Traveling by air can be a daunting experience for anyone, but it can be especially challenging for children with autism. However, with some simple tips and tricks, parents and caregivers can make air travel easier and less stressful for their children with autism. Let's take a more in-depth dive!
Tips for a smooth airport experience
· Arrive early: Give yourself plenty of time to check in, go through security, and get to your gate. This can help reduce anxiety and give you time to address any unexpected situations that may arise.
· Use the TSA Cares program: The Transportation Security Administration (TSA) offers a program called TSA Cares, which provides assistance to passengers with disabilities. This can include assistance going through security, pre-boarding, and additional screening if needed. Contact the TSA Cares helpline ahead of time to discuss your child's needs.
Boarding the plane and in-flight strategies
· Pre-board if possible: Some airlines offer pre-boarding for passengers with disabilities. This can help reduce anxiety and give you more time to get settled before the other passengers board.
· Use the sensory tools and toys you brought: Provide your child with the sensory tools and toys you brought along, such as noise-cancelling headphones, weighted blankets, or fidget toys. This can help provide a sense of familiarity and comfort during the flight.
· Consider the seating arrangement: If your child is sensitive to noise or other stimuli, consider choosing a seat near the front of the plane or away from the engines. You may also want to choose a seat that allows for more legroom or space to move around.
During the flight, it's important to be flexible and prepared for unexpected situations. Here are some in-flight strategies to help make the experience smoother:
· Use distractions: Bring along books, movies, or games to help keep your child occupied during the flight. This can help reduce anxiety and provide a sense of normalcy.
· Use the sensory tools and toys you brought: Continue to provide your child with the sensory tools and toys you brought along, and encourage them to use them as needed.
· Be prepared for sensory overload: If your child becomes overwhelmed, try to find a quiet space on the plane where they can take a break. This may mean walking up and down the aisle, or finding a space near the back of the plane.
Sensory tools and toys for the flight
Sensory tools and toys can be a valuable resource during air travel.
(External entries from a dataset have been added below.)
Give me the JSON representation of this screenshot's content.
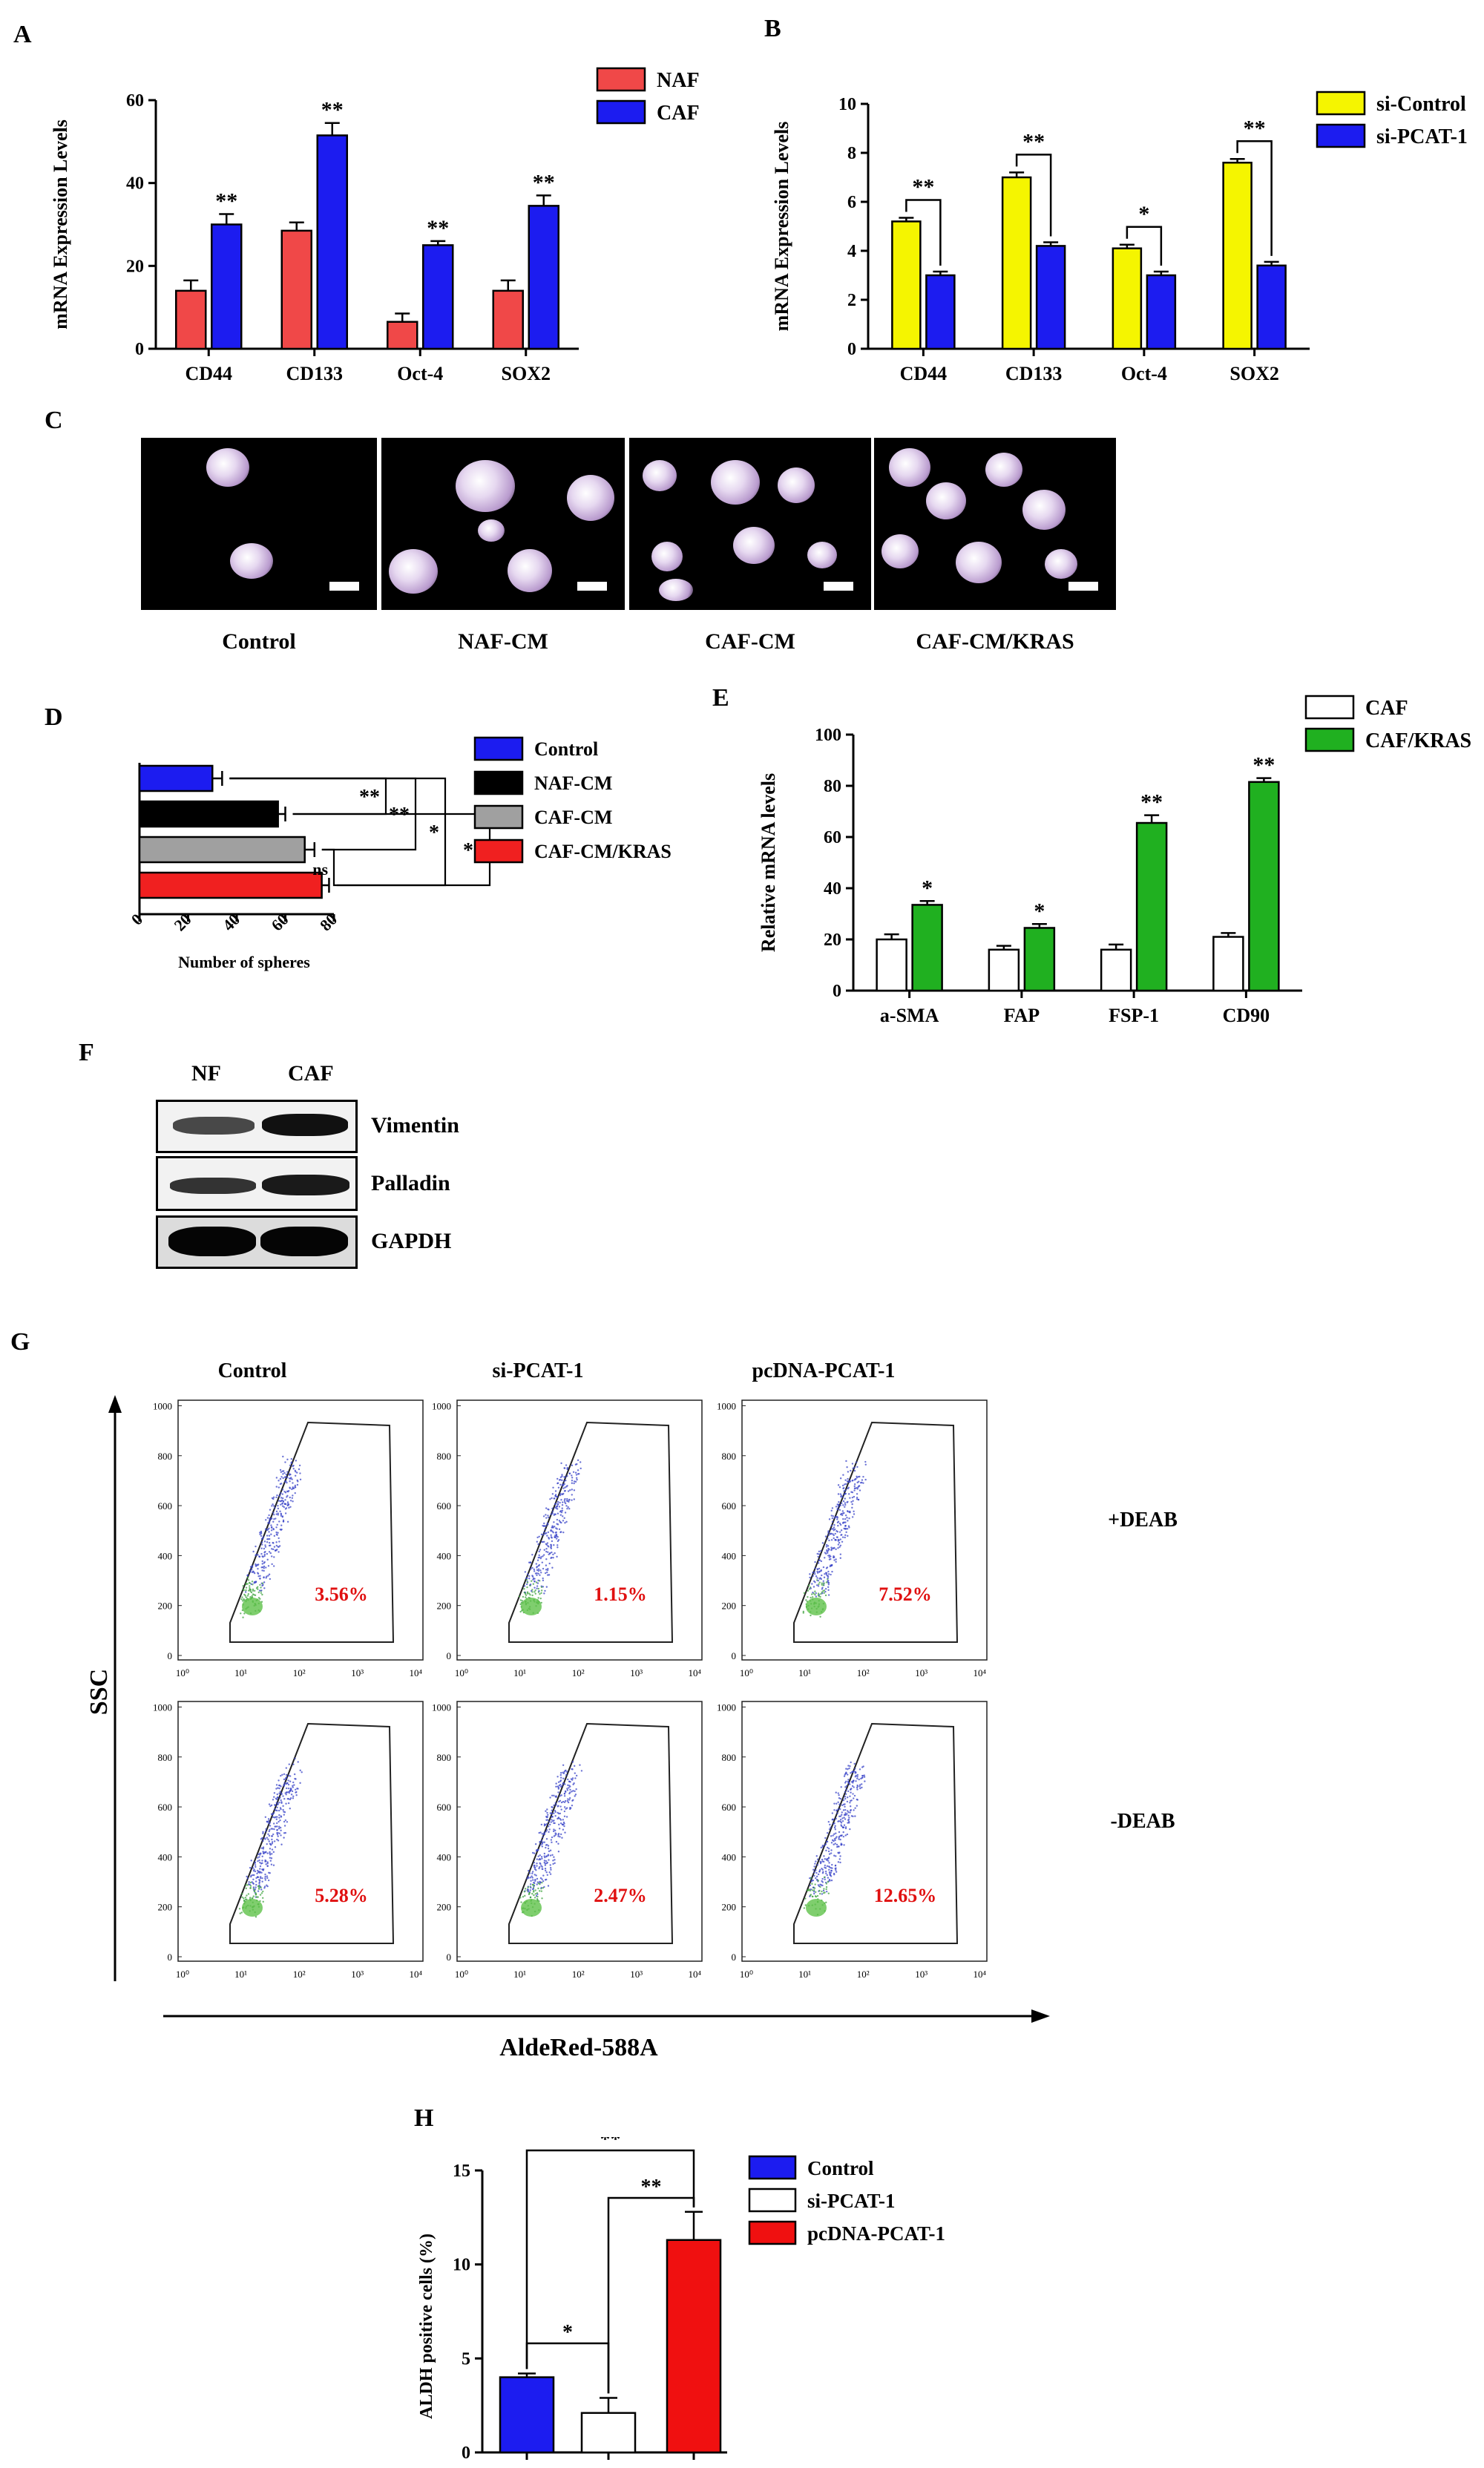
{
  "panels": {
    "A": "A",
    "B": "B",
    "C": "C",
    "D": "D",
    "E": "E",
    "F": "F",
    "G": "G",
    "H": "H"
  },
  "chart_data": [
    {
      "id": "A",
      "type": "bar",
      "ylabel": "mRNA Expression Levels",
      "categories": [
        "CD44",
        "CD133",
        "Oct-4",
        "SOX2"
      ],
      "ylim": [
        0,
        60
      ],
      "yticks": [
        0,
        20,
        40,
        60
      ],
      "series": [
        {
          "name": "NAF",
          "color": "#f04848",
          "values": [
            14,
            28.5,
            6.5,
            14
          ],
          "err": [
            2.5,
            2,
            2,
            2.5
          ],
          "sig": [
            "",
            "",
            "",
            ""
          ]
        },
        {
          "name": "CAF",
          "color": "#1c1cf0",
          "values": [
            30,
            51.5,
            25,
            34.5
          ],
          "err": [
            2.5,
            3,
            1,
            2.5
          ],
          "sig": [
            "**",
            "**",
            "**",
            "**"
          ]
        }
      ],
      "legend": "top-right"
    },
    {
      "id": "B",
      "type": "bar",
      "ylabel": "mRNA Expression Levels",
      "categories": [
        "CD44",
        "CD133",
        "Oct-4",
        "SOX2"
      ],
      "ylim": [
        0,
        10
      ],
      "yticks": [
        0,
        2,
        4,
        6,
        8,
        10
      ],
      "series": [
        {
          "name": "si-Control",
          "color": "#f5f500",
          "values": [
            5.2,
            7,
            4.1,
            7.6
          ],
          "err": [
            0.15,
            0.2,
            0.15,
            0.15
          ]
        },
        {
          "name": "si-PCAT-1",
          "color": "#1c1cf0",
          "values": [
            3,
            4.2,
            3,
            3.4
          ],
          "err": [
            0.15,
            0.15,
            0.15,
            0.15
          ]
        }
      ],
      "brackets": [
        "**",
        "**",
        "*",
        "**"
      ],
      "legend": "top-right"
    },
    {
      "id": "D",
      "type": "bar",
      "orientation": "horizontal",
      "xlabel": "Number of spheres",
      "categories": [
        "Control",
        "NAF-CM",
        "CAF-CM",
        "CAF-CM/KRAS"
      ],
      "values": [
        30,
        57,
        68,
        75
      ],
      "err": [
        4,
        3,
        4,
        3
      ],
      "colors": [
        "#1c1cf0",
        "#000000",
        "#a0a0a0",
        "#f02020"
      ],
      "xlim": [
        0,
        80
      ],
      "xticks": [
        0,
        20,
        40,
        60,
        80
      ],
      "brackets": [
        "**",
        "**",
        "**",
        "*",
        "ns"
      ],
      "legend": "right"
    },
    {
      "id": "E",
      "type": "bar",
      "ylabel": "Relative mRNA levels",
      "categories": [
        "a-SMA",
        "FAP",
        "FSP-1",
        "CD90"
      ],
      "ylim": [
        0,
        100
      ],
      "yticks": [
        0,
        20,
        40,
        60,
        80,
        100
      ],
      "series": [
        {
          "name": "CAF",
          "color": "#ffffff",
          "values": [
            20,
            16,
            16,
            21
          ],
          "err": [
            2,
            1.5,
            2,
            1.5
          ],
          "sig": [
            "",
            "",
            "",
            ""
          ]
        },
        {
          "name": "CAF/KRAS",
          "color": "#20b020",
          "values": [
            33.5,
            24.5,
            65.5,
            81.5
          ],
          "err": [
            1.5,
            1.5,
            3,
            1.5
          ],
          "sig": [
            "*",
            "*",
            "**",
            "**"
          ]
        }
      ],
      "legend": "top-right"
    },
    {
      "id": "H",
      "type": "bar",
      "ylabel": "ALDH positive cells (%)",
      "categories": [
        "Control",
        "si-PCAT-1",
        "pcDNA-PCAT-1"
      ],
      "values": [
        4,
        2.1,
        11.3
      ],
      "err": [
        0.2,
        0.8,
        1.5
      ],
      "colors": [
        "#1c1cf0",
        "#ffffff",
        "#f01010"
      ],
      "ylim": [
        0,
        15
      ],
      "yticks": [
        0,
        5,
        10,
        15
      ],
      "brackets": [
        "**",
        "**",
        "*"
      ],
      "legend": "top-right"
    }
  ],
  "panelC": {
    "captions": [
      "Control",
      "NAF-CM",
      "CAF-CM",
      "CAF-CM/KRAS"
    ]
  },
  "panelF": {
    "columns": [
      "NF",
      "CAF"
    ],
    "rows": [
      "Vimentin",
      "Palladin",
      "GAPDH"
    ]
  },
  "panelG": {
    "columns": [
      "Control",
      "si-PCAT-1",
      "pcDNA-PCAT-1"
    ],
    "rows": [
      "+DEAB",
      "-DEAB"
    ],
    "ylabel": "SSC",
    "xlabel": "AldeRed-588A",
    "yticks": [
      "0",
      "200",
      "400",
      "600",
      "800",
      "1000"
    ],
    "xticks": [
      "10⁰",
      "10¹",
      "10²",
      "10³",
      "10⁴"
    ],
    "percentages": [
      [
        "3.56%",
        "1.15%",
        "7.52%"
      ],
      [
        "5.28%",
        "2.47%",
        "12.65%"
      ]
    ]
  }
}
Here are some ideas for sensory tools and toys to bring along:
· Noise-cancelling headphones or earplugs
· Weighted blanket or compression vest
· Fidget toys or stress balls
· Chewelry or other oral sensory tools
· Visual timers or schedules
· iPad or other electronic device with calming apps or games
Dealing with unexpected situations
Despite all the preparation and planning, unexpected situations can still arise during air travel. Here are some tips for dealing with unexpected situations:
· Stay calm: Children with autism can be sensitive to the emotions of those around them. Try to stay calm and positive, even during stressful situations.
· Use your sensory tools and toys: Provide your child with their sensory tools and toys to help reduce anxiety and provide a sense of familiarity.
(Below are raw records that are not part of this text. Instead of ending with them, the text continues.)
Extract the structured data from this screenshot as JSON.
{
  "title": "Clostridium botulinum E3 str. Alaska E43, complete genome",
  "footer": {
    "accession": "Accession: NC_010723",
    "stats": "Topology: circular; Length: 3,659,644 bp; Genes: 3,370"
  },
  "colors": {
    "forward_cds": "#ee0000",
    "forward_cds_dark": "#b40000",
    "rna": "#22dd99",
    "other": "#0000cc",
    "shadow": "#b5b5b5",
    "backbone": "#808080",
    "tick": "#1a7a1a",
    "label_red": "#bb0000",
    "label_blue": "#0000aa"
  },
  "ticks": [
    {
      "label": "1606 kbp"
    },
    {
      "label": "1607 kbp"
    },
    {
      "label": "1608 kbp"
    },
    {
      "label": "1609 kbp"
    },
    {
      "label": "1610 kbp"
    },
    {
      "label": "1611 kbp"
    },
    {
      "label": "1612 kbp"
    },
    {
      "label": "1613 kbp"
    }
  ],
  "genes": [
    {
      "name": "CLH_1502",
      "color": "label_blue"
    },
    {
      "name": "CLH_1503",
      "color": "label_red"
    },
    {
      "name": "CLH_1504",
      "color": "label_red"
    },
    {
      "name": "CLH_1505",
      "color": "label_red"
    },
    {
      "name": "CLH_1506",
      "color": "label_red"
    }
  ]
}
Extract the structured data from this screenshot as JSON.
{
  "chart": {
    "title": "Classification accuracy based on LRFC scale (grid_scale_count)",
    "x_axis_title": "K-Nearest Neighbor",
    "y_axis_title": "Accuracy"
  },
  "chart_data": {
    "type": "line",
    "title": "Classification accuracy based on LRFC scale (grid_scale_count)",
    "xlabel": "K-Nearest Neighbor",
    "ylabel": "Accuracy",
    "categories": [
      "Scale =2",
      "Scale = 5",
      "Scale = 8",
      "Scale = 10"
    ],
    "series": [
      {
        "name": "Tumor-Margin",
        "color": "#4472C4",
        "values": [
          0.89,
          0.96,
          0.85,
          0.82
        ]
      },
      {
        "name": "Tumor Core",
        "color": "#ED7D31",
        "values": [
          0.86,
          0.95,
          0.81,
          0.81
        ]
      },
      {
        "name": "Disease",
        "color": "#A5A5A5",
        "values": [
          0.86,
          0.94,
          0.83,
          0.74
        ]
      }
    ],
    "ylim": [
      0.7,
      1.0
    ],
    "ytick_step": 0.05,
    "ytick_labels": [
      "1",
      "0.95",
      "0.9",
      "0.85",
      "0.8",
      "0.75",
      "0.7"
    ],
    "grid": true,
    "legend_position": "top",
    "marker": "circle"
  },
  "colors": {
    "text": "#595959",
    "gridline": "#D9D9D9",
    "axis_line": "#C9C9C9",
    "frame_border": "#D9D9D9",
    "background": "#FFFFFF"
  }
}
· Ask for help: Don't be afraid to ask for help from airline staff or other passengers. Most people are willing to help and support families traveling with children with autism.
Arrival and post-flight strategies
The end of the flight doesn't mean the end of the journey. Here are some arrival and post-flight strategies to help make the transition smoother:
· Take breaks: Allow yourself and your child time to take breaks and decompress after the flight. This can help reduce anxiety and provide a sense of normalcy.
· Stick to routine: Try to stick to your child's routine as much as possible, even in a new environment. This can help reduce anxiety and provide a sense of familiarity.
Celebrate successes: Celebrate each successful step of the journey, no matter how small. This can help build confidence and create positive associations with air travel.
It is important to remember that air travel can be a daunting experience for children with autism. However, with the right preparation and support, it is possible to make the journey smoother and less stressful. The tips mentioned above, such as arriving early, requesting special assistance, and bringing comfort items, can make all the difference. It is also important to communicate with airline staff and other passengers about your child's needs and any potential triggers. With patience, understanding, and a little extra planning, air travel can be a positive experience for children with autism and their families.